Even St. Peter Damiani, generally unmeasured in his invectives against simony, wrote to moderate the frantic zeal of the Vallombrosian monks, which he denounced as unreasonable, intemperate, unjust.
But the refusal of the Pope to gratify their resentment did not quell the vehemence of the monks and the faction adverse to the bishop. The city was in a condition of chronic insubordination and occasional rioting. Godfrey Duke of Tuscany was obliged to interfere; and the monks were driven from their monastery of St. Salvi, and compelled to retire to that of St.

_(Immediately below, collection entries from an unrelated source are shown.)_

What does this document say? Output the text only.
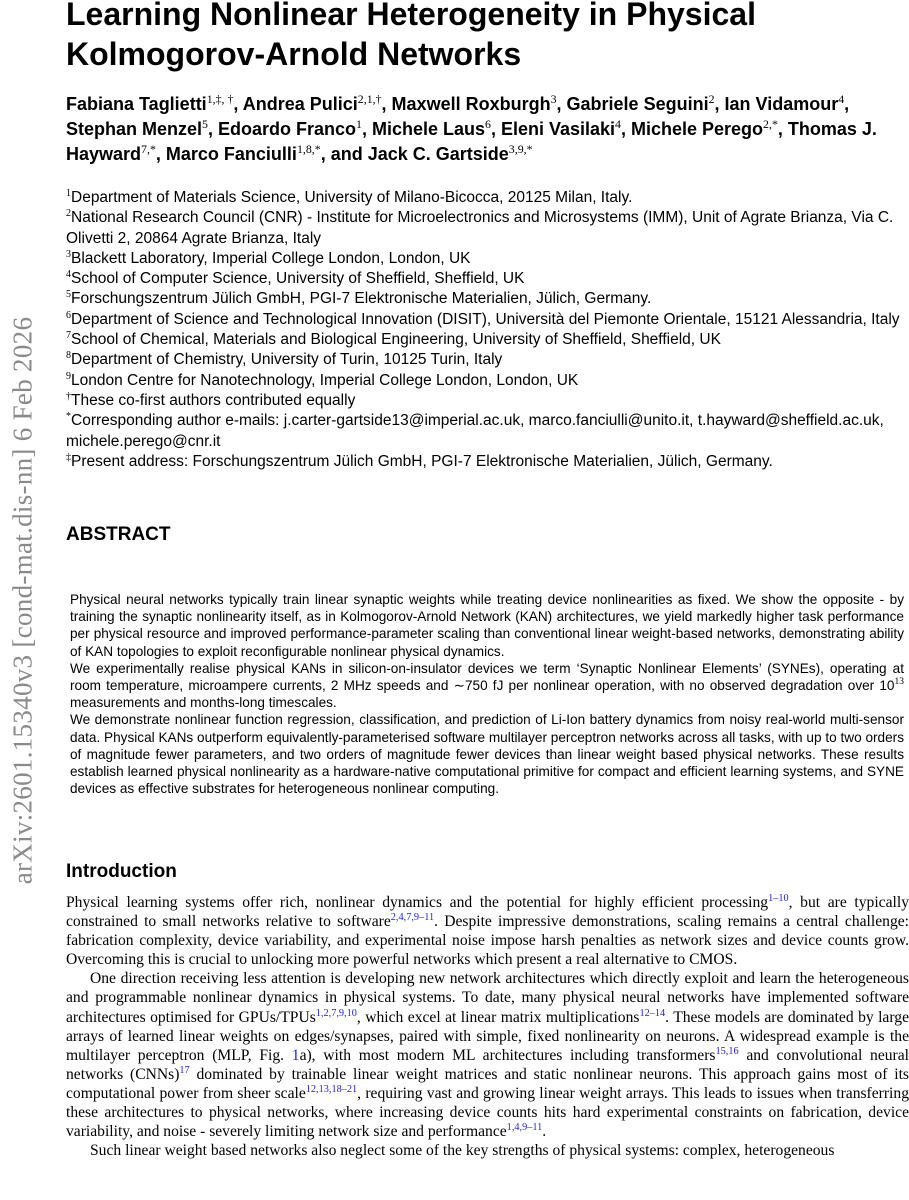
arXiv:2601.15340v3 [cond-mat.dis-nn] 6 Feb 2026
Learning Nonlinear Heterogeneity in Physical
Kolmogorov-Arnold Networks
Fabiana Taglietti$^{1,\ddagger, \dagger}$, Andrea Pulici$^{2,1,\dagger}$, Maxwell Roxburgh$^3$, Gabriele Seguini$^2$, Ian Vidamour$^4$, Stephan Menzel$^5$, Edoardo Franco$^1$, Michele Laus$^6$, Eleni Vasilaki$^4$, Michele Perego$^{2,*}$, Thomas J. Hayward$^{7,*}$, Marco Fanciulli$^{1,8,*}$, and Jack C. Gartside$^{3,9,*}$

$^1$Department of Materials Science, University of Milano-Bicocca, 20125 Milan, Italy.

$^2$National Research Council (CNR) - Institute for Microelectronics and Microsystems (IMM), Unit of Agrate Brianza, Via C. Olivetti 2, 20864 Agrate Brianza, Italy

$^3$Blackett Laboratory, Imperial College London, London, UK

$^4$School of Computer Science, University of Sheffield, Sheffield, UK

$^5$Forschungszentrum Jülich GmbH, PGI-7 Elektronische Materialien, Jülich, Germany.

$^6$Department of Science and Technological Innovation (DISIT), Università del Piemonte Orientale, 15121 Alessandria, Italy

$^7$School of Chemical, Materials and Biological Engineering, University of Sheffield, Sheffield, UK

$^8$Department of Chemistry, University of Turin, 10125 Turin, Italy

$^9$London Centre for Nanotechnology, Imperial College London, London, UK

†These co-first authors contributed equally

*Corresponding author e-mails: j.carter-gartside13@imperial.ac.uk, marco.fanciulli@unito.it, t.hayward@sheffield.ac.uk, michele.perego@cnr.it

‡Present address: Forschungszentrum Jülich GmbH, PGI-7 Elektronische Materialien, Jülich, Germany.

ABSTRACT

Physical neural networks typically train linear synaptic weights while treating device nonlinearities as fixed. We show the opposite - by training the synaptic nonlinearity itself, as in Kolmogorov-Arnold Network (KAN) architectures, we yield markedly higher task performance per physical resource and improved performance-parameter scaling than conventional linear weight-based networks, demonstrating ability of KAN topologies to exploit reconfigurable nonlinear physical dynamics.

We experimentally realise physical KANs in silicon-on-insulator devices we term ‘Synaptic Nonlinear Elements’ (SYNEs), operating at room temperature, microampere currents, 2 MHz speeds and ∼750 fJ per nonlinear operation, with no observed degradation over $10^{13}$ measurements and months-long timescales.

We demonstrate nonlinear function regression, classification, and prediction of Li-Ion battery dynamics from noisy real-world multi-sensor data. Physical KANs outperform equivalently-parameterised software multilayer perceptron networks across all tasks, with up to two orders of magnitude fewer parameters, and two orders of magnitude fewer devices than linear weight based physical networks. These results establish learned physical nonlinearity as a hardware-native computational primitive for compact and efficient learning systems, and SYNE devices as effective substrates for heterogeneous nonlinear computing.

Introduction

Physical learning systems offer rich, nonlinear dynamics and the potential for highly efficient processing$^{1-10}$, but are typically constrained to small networks relative to software$^{2,4,7,9-11}$. Despite impressive demonstrations, scaling remains a central challenge: fabrication complexity, device variability, and experimental noise impose harsh penalties as network sizes and device counts grow. Overcoming this is crucial to unlocking more powerful networks which present a real alternative to CMOS.

One direction receiving less attention is developing new network architectures which directly exploit and learn the heterogeneous and programmable nonlinear dynamics in physical systems. To date, many physical neural networks have implemented software architectures optimised for GPUs/TPUs$^{1,2,7,9,10}$, which excel at linear matrix multiplications$^{12-14}$. These models are dominated by large arrays of learned linear weights on edges/synapses, paired with simple, fixed nonlinearity on neurons. A widespread example is the multilayer perceptron (MLP, Fig. 1a), with most modern ML architectures including transformers$^{15,16}$ and convolutional neural networks (CNNs)$^{17}$ dominated by trainable linear weight matrices and static nonlinear neurons. This approach gains most of its computational power from sheer scale$^{12,13,18-21}$, requiring vast and growing linear weight arrays. This leads to issues when transferring these architectures to physical networks, where increasing device counts hits hard experimental constraints on fabrication, device variability, and noise - severely limiting network size and performance$^{1,4,9-11}$.

Such linear weight based networks also neglect some of the key strengths of physical systems: complex, heterogeneous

Settimo outside of the gates.
Shortly after, Pope Alexander visited Florence. The monks piled up a couple of bonfires, and offered to pass between them in proof of the truth of their allegation. He refused to permit the ordeal, and withdrew, leaving the bishop unconvicted, and therefore unrebuked.
The clergy of Florence now determined to demand of the bishop that he should either go through the ordeal himself, or suffer the monks to do so. As they went to the palace, the people hooted them: "Go, ye heretics, to a heretic! You who have driven Christ out of the city! You who adore Simon Magus as your God!"

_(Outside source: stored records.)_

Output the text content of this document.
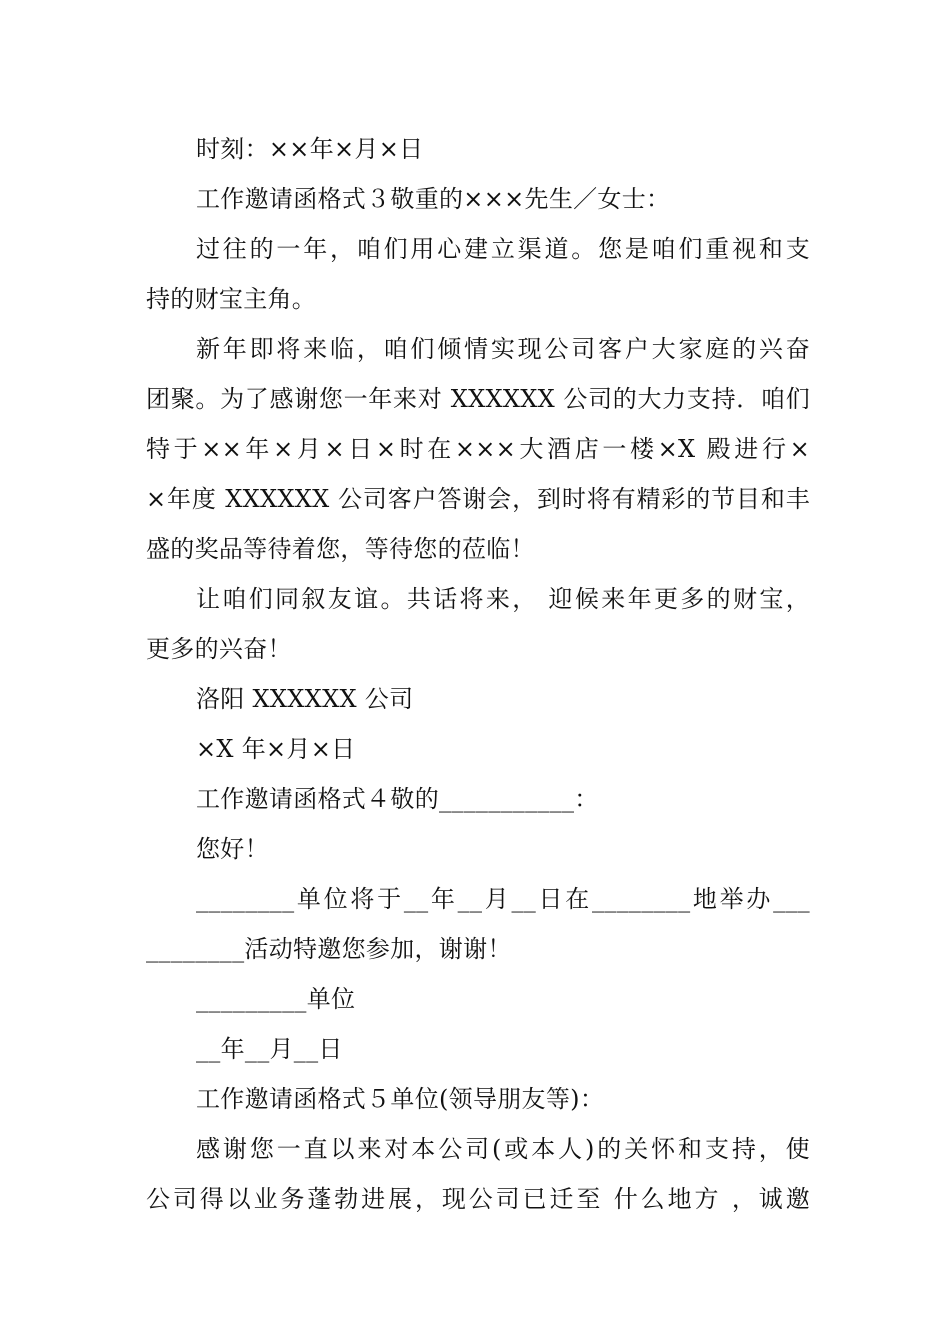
时刻：××年×月×日
工作邀请函格式３敬重的×××先生／女士：
过往的一年，咱们用心建立渠道。您是咱们重视和支
持的财宝主角。
新年即将来临，咱们倾情实现公司客户大家庭的兴奋
团聚。为了感谢您一年来对 XXXXXX 公司的大力支持．咱们
特于××年×月×日×时在×××大酒店一楼×X 殿进行×
×年度 XXXXXX 公司客户答谢会，到时将有精彩的节目和丰
盛的奖品等待着您，等待您的莅临！
让咱们同叙友谊。共话将来， 迎候来年更多的财宝，
更多的兴奋！
洛阳 XXXXXX 公司
×X 年×月×日
工作邀请函格式４敬的___________：
您好！
________单位将于__年__月__日在________地举办___
________活动特邀您参加，谢谢！
_________单位
__年__月__日
工作邀请函格式５单位(领导朋友等)：
感谢您一直以来对本公司(或本人)的关怀和支持，使
公司得以业务蓬勃进展，现公司已迁至 什么地方 ，诚邀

The bishop sullenly refused; he would neither establish his innocence in the fire, nor suffer the monks to convict him by the ordeal.
The Podesta of Florence then, with a high hand, drove from the town the clergy who had joined the monastic faction. They went forth on the first Saturday in Lent, 1067, amidst a sympathising crowd, composed mostly of women,[35] who tore off their veils, and with hair scattered wildly over their faces, threw themselves down in the road before the confessors, crying, "Alas! alas! O Christ, Thou art expelled this city, and how dost Thou leave us desolate? Thou art not tolerated here, and how can we live without Thee? Thou canst not dwell with Simon Magus. O holy Peter, didst thou once overcome Simon? and now dost thou permit him to have the mastery? We deemed him bound and writhing in infernal flames, and lo! he is loose, and risen again to thy dishonour."

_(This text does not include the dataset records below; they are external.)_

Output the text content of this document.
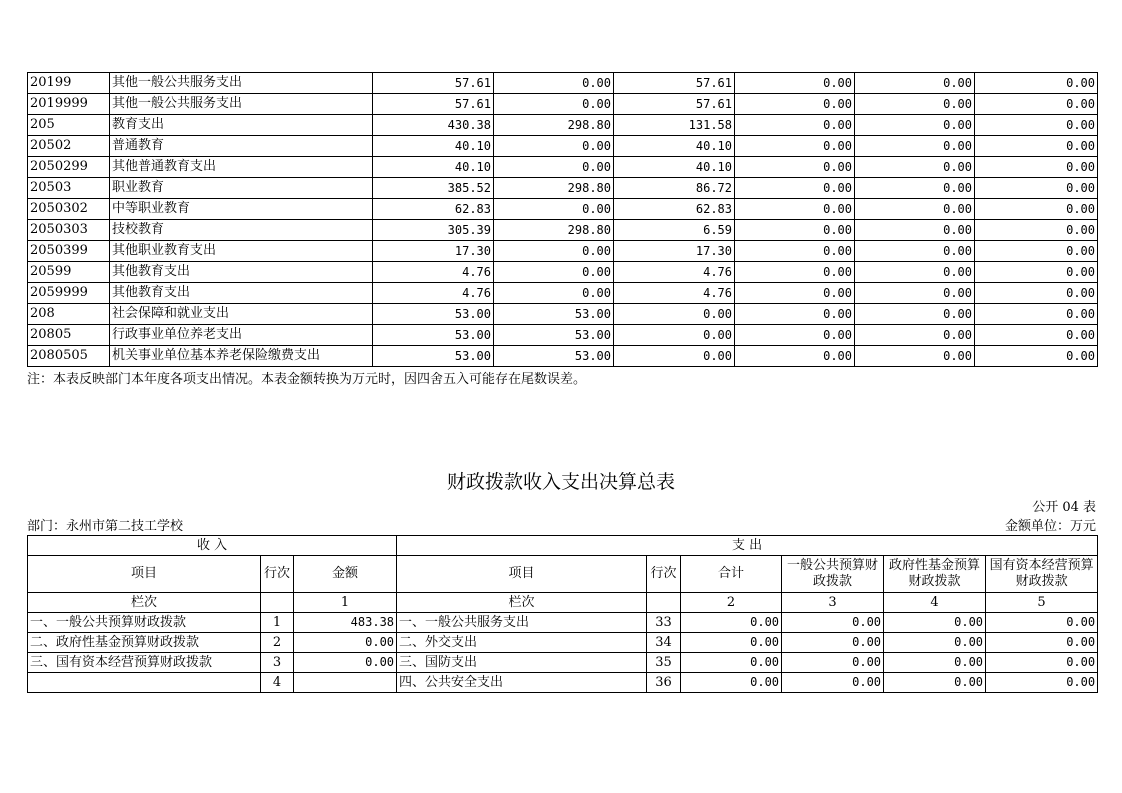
20199	其他一般公共服务支出	57.61	0.00	57.61	0.00	0.00	0.00
2019999	其他一般公共服务支出	57.61	0.00	57.61	0.00	0.00	0.00
205	教育支出	430.38	298.80	131.58	0.00	0.00	0.00
20502	普通教育	40.10	0.00	40.10	0.00	0.00	0.00
2050299	其他普通教育支出	40.10	0.00	40.10	0.00	0.00	0.00
20503	职业教育	385.52	298.80	86.72	0.00	0.00	0.00
2050302	中等职业教育	62.83	0.00	62.83	0.00	0.00	0.00
2050303	技校教育	305.39	298.80	6.59	0.00	0.00	0.00
2050399	其他职业教育支出	17.30	0.00	17.30	0.00	0.00	0.00
20599	其他教育支出	4.76	0.00	4.76	0.00	0.00	0.00
2059999	其他教育支出	4.76	0.00	4.76	0.00	0.00	0.00
208	社会保障和就业支出	53.00	53.00	0.00	0.00	0.00	0.00
20805	行政事业单位养老支出	53.00	53.00	0.00	0.00	0.00	0.00
2080505	机关事业单位基本养老保险缴费支出	53.00	53.00	0.00	0.00	0.00	0.00
注：本表反映部门本年度各项支出情况。本表金额转换为万元时，因四舍五入可能存在尾数误差。
财政拨款收入支出决算总表
公开 04 表
部门：永州市第二技工学校	金额单位：万元
收 入			支 出					
项目	行次	金额	项目	行次	合计	一般公共预算财政拨款	政府性基金预算财政拨款	国有资本经营预算财政拨款
栏次		1	栏次		2	3	4	5
一、一般公共预算财政拨款	1	483.38	一、一般公共服务支出	33	0.00	0.00	0.00	0.00
二、政府性基金预算财政拨款	2	0.00	二、外交支出	34	0.00	0.00	0.00	0.00
三、国有资本经营预算财政拨款	3	0.00	三、国防支出	35	0.00	0.00	0.00	0.00
	4		四、公共安全支出	36	0.00	0.00	0.00	0.00
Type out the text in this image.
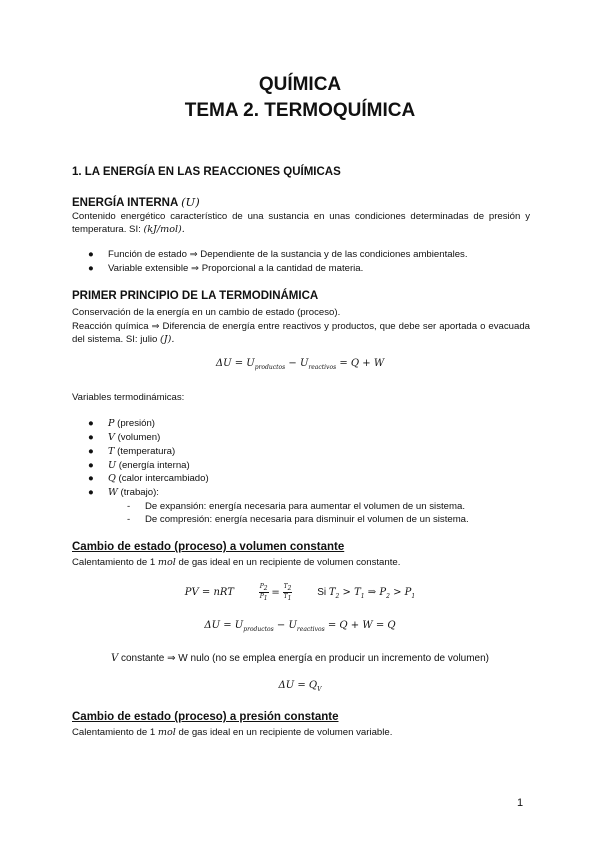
QUÍMICA
TEMA 2. TERMOQUÍMICA
1. LA ENERGÍA EN LAS REACCIONES QUÍMICAS
ENERGÍA INTERNA (U)
Contenido energético característico de una sustancia en unas condiciones determinadas de presión y temperatura. SI: (kJ/mol).
● Función de estado ⇒ Dependiente de la sustancia y de las condiciones ambientales.
● Variable extensible ⇒ Proporcional a la cantidad de materia.
PRIMER PRINCIPIO DE LA TERMODINÁMICA
Conservación de la energía en un cambio de estado (proceso).
Reacción química ⇒ Diferencia de energía entre reactivos y productos, que debe ser aportada o evacuada del sistema. SI: julio (J).
$\Delta U = U_{productos} - U_{reactivos} = Q + W$
Variables termodinámicas:
● P (presión)
● V (volumen)
● T (temperatura)
● U (energía interna)
● Q (calor intercambiado)
● W (trabajo):
- De expansión: energía necesaria para aumentar el volumen de un sistema.
- De compresión: energía necesaria para disminuir el volumen de un sistema.
Cambio de estado (proceso) a volumen constante
Calentamiento de 1 mol de gas ideal en un recipiente de volumen constante.
PV = nRT	$\frac{P_2}{P_1} = \frac{T_2}{T_1}$ Si $T_2 > T_1$ ⇒ $P_2 > P_1$
$\Delta U = U_{productos} - U_{reactivos} = Q + W = Q$
V constante ⇒ W nulo (no se emplea energía en producir un incremento de volumen)
$\Delta U = Q_V$
Cambio de estado (proceso) a presión constante
Calentamiento de 1 mol de gas ideal en un recipiente de volumen variable.
1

And the men said to one another, "Let us set fire to this accursed city, which hates Christ."[36]
The secular clergy were in dismay; denounced, deserted, threatened by the people, they sang no psalms, offered no masses. Unable to endure their position, they again visited the bishop, and entreated him to sanction the ordeal of fire. He refused, and requested the priests not to countenance such an unauthorised venture, should it be made. But the whole town was bent on seeing this ordeal tried, and on the Wednesday following, the populace poured to the monastery of St. Settimo. Two piles of sticks were heaped near the monastery gate, measuring ten feet long by five wide, and four and a half feet high. Between them lay a path the length of an arm in width.
Litanies were chanted whilst the piles were reared, and then the monks proceeded to elect one who was to undergo the fire. The lot fell on a priest named Peter, and St. John Gualberto ordered him at once to the altar to say mass. All assisted with great devotion, the people crying with excitement. At the Agnus Dei four monks, one with the crucifix, another with holy water, the third with twelve lighted tapers, the fourth with a full censer, proceeded to the pyres, and set them both on fire.